Many employers and their designees take their cues on what they need to do from the providers that they select. While the law expects that you would go through a due diligence vendor selection process, many firms simply select a well-known name brand. They may have told you that once the participant count exceeds 100, than the law requires you to have an independent audit done by a CPA. You may also have been told that you don’t really pay an additional cost for terminated employees in your plan. This assumes that most of your plan fees are being paid by the participants. If that is the case you are paying as a participant.
In this case, while the company may not directly be paying for this cost, it exposes the company and you as a fiduciary to unnecessary liability. It’s typically the terminated employees who have nothing to lose regarding charging you with negligence plan oversight that led to their dismal retirement savings.
Does your 401(k) advisor have a terminated employee’s strategy?
The combination of your current employees plus the terminated employees may be the reason that you meet the 100 participant audit threshold. The company can decide to pay for the audit in one of two ways:
- The company pays
- The company passes the cost on to the participant
First, let’s examine passing the cost on. If you’re passing the cost onto your participants, you may not care. However, with the recent fee disclosure, you now have to explain why are you still having your participants pay for the cost of an unnecessary audit? This is the type of questions that a knowledgeable investigator or an attorney would likely ask. Second, if you are the owner, CEO or CFO and could cut the company’s costs, it stands to reason that you would. Investigators aren’t interested in company costs.

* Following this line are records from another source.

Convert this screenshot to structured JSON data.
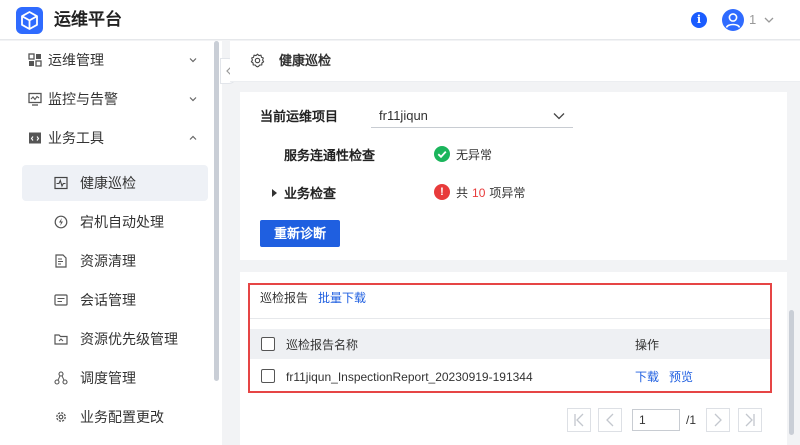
{
  "header": {
    "app_title": "运维平台",
    "info_icon": "i",
    "user_num": "1"
  },
  "sidebar": {
    "groups": [
      {
        "label": "运维管理",
        "icon": "grid-icon"
      },
      {
        "label": "监控与告警",
        "icon": "monitor-icon"
      },
      {
        "label": "业务工具",
        "icon": "code-window-icon"
      }
    ],
    "items": [
      {
        "label": "健康巡检",
        "icon": "heartbeat-icon",
        "active": true
      },
      {
        "label": "宕机自动处理",
        "icon": "bolt-icon"
      },
      {
        "label": "资源清理",
        "icon": "document-clean-icon"
      },
      {
        "label": "会话管理",
        "icon": "session-icon"
      },
      {
        "label": "资源优先级管理",
        "icon": "folder-priority-icon"
      },
      {
        "label": "调度管理",
        "icon": "schedule-icon"
      },
      {
        "label": "业务配置更改",
        "icon": "config-gear-icon"
      }
    ]
  },
  "breadcrumb": {
    "title": "健康巡检"
  },
  "inspection": {
    "project_label": "当前运维项目",
    "project_value": "fr11jiqun",
    "conn_label": "服务连通性检查",
    "conn_status": "无异常",
    "biz_label": "业务检查",
    "biz_prefix": "共",
    "biz_count": "10",
    "biz_suffix": "项异常",
    "warn_icon": "!",
    "rediag_button": "重新诊断"
  },
  "report": {
    "title": "巡检报告",
    "batch_download": "批量下载",
    "col_name": "巡检报告名称",
    "col_ops": "操作",
    "rows": [
      {
        "name": "fr11jiqun_InspectionReport_20230919-191344",
        "download": "下载",
        "preview": "预览"
      }
    ]
  },
  "pagination": {
    "current": "1",
    "total": "/1"
  },
  "colors": {
    "primary": "#1f5fe0",
    "success": "#1bb55c",
    "danger": "#e83b3b",
    "highlight_border": "#e64545"
  }
}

If this is the first you have heard about cutting the cost of the audit, it may be because you providers have conflicts of interest. Unless you talk to an Employee Retirement Income Security Act (ERISA) attorney, independent fiduciary or investment fiduciary, you probably would not be aware of the potential conflicts of interest. If your company already is using an auditor, the auditor who is not a fiduciary, has no interest in telling you that by rolling out your terminated employees you could get rid of their service. Unless the companies that provide your investments are fiduciaries it’s not in their interest to decrease the assets for which they get a percentage.
Fee disclosure 408b 2 (408b2) and Participant Fee Disclosure 404a5
A fiduciary advisor is obligated to tell to share this information. One of the best ways to increase plan assets is by increasing the savings of your employees. It’s been well reported that many financial professionals believe that individuals should be saving at least 10% of their income for their future retirement needs. Very few employees are adequately saving for their retirement. This is one of the first elements of your plan that should be addressed.
I recommend that you seek out an independent fiduciary or fiduciary 401(k) advisor for an independent 401(k) review. If you can cut the cost of the audit, ask them about their strategy for rolling out your terminated employees. This 401k review just might save you a host of problems and money down the road. You never know when a former employee or the Department of Labor might question you on your process for controlling their costs.